Pendant ce temps, dans les quartiers aisés de Jakarta, on exhibe avec fierté la proximité d’Istiqlal et de la cathédrale comme preuve de tolérance. Mais la tolérance véritable ne se construit pas à coup de symboles — elle se mesure dans le quotidien, dans les rapports concrets entre communautés, dans la justice, l’éducation, et la protection des droits.

Le Christ-Roi de Dili : une statue trop haute pour entendre les cris

Un autre exemple de cette instrumentalisation symbolique est la statue géante du Christ-Roi à Dili, au Timor oriental. Érigée en 1996 sous le régime de Suharto, elle s’élève à 27 mètres, tournée vers la mer. Présentée comme un cadeau du gouvernement indonésien à la population timoraise, cette statue se voulait un message de fraternité religieuse. Pourtant, elle fut construite alors même que le Timor subissait une occupation militaire sanglante, marquée par des massacres, des famines, et une politique d’indonésianisation forcée.

Le Christ de Dili n’était pas un symbole d’espoir : il était un camouflage.
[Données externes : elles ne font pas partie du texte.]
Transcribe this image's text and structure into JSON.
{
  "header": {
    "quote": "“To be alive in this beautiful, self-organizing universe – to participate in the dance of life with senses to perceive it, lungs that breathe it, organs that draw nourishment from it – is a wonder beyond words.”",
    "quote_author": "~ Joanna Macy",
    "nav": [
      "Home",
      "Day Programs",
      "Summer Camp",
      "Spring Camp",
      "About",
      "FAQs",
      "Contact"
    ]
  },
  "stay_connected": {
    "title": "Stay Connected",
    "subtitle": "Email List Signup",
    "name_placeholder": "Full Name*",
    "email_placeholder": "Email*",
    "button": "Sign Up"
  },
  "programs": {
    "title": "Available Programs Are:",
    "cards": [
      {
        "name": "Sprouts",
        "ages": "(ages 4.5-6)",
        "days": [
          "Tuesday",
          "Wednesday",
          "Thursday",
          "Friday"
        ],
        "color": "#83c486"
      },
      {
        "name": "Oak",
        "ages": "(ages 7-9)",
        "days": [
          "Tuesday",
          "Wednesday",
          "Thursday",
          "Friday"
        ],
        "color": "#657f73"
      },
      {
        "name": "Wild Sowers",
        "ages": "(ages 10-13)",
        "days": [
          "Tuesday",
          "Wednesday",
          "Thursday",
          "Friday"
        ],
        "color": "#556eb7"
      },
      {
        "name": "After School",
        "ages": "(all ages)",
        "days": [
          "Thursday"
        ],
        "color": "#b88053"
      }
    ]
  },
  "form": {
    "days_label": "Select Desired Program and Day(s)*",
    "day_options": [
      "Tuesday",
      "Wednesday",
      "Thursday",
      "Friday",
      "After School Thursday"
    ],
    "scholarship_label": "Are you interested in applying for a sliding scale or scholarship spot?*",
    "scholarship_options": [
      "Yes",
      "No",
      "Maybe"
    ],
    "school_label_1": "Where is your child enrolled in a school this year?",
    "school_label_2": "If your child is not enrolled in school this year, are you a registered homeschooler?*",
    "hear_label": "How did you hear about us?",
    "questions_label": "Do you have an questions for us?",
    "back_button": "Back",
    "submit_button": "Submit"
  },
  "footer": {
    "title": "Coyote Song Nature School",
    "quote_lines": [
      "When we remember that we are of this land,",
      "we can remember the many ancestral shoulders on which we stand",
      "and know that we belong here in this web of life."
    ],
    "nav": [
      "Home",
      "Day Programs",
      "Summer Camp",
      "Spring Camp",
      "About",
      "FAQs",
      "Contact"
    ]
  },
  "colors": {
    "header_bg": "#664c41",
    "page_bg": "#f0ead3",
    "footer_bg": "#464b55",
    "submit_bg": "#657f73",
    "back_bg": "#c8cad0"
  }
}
Une icône monumentale destinée à masquer l’oppression. Un messie de béton pour faire oublier les croix que portait le peuple.

Une tolérance en chantier, un horizon à construire

Il serait injuste de nier les avancées de l’Indonésie en matière de pluralisme. Des figures religieuses courageuses, des ONG, des enseignants et des responsables communautaires œuvrent tous les jours pour faire vivre le dialogue interreligieux. La constitution indonésienne reconnaît six religions officielles et affirme le droit à la liberté de croyance.

Mais l’écart entre la lettre et la pratique reste important. Tant que des communautés devront se battre pour faire reconnaître leur droit de prier, tant que des décisions locales pourront bloquer des lieux de culte au nom de pressions sociales, la tolérance ne sera qu’un idéal suspendu.

La beauté des symboles, la vérité des actes

La Mosquée Istiqlal et la Cathédrale Sainte-Marie continueront d’être visitées, photographiées, louées comme modèle d’un vivre-ensemble pacifique. Le tunnel de l’amitié en restera un témoignage fort. La visite du pape François en 2024 a renforcé cette image d’ouverture.

Mais si l’on veut que ces symboles deviennent plus que des façades, il faut accompagner leur puissance esthétique par des actions concrètes : des politiques équitables, un respect strict des droits des minorités, une justice impartiale, et une vigilance constante contre l’intolérance.

Car en fin de compte, une société ne se juge pas à ses monuments, mais à la manière dont elle traite les plus petits de ses enfants.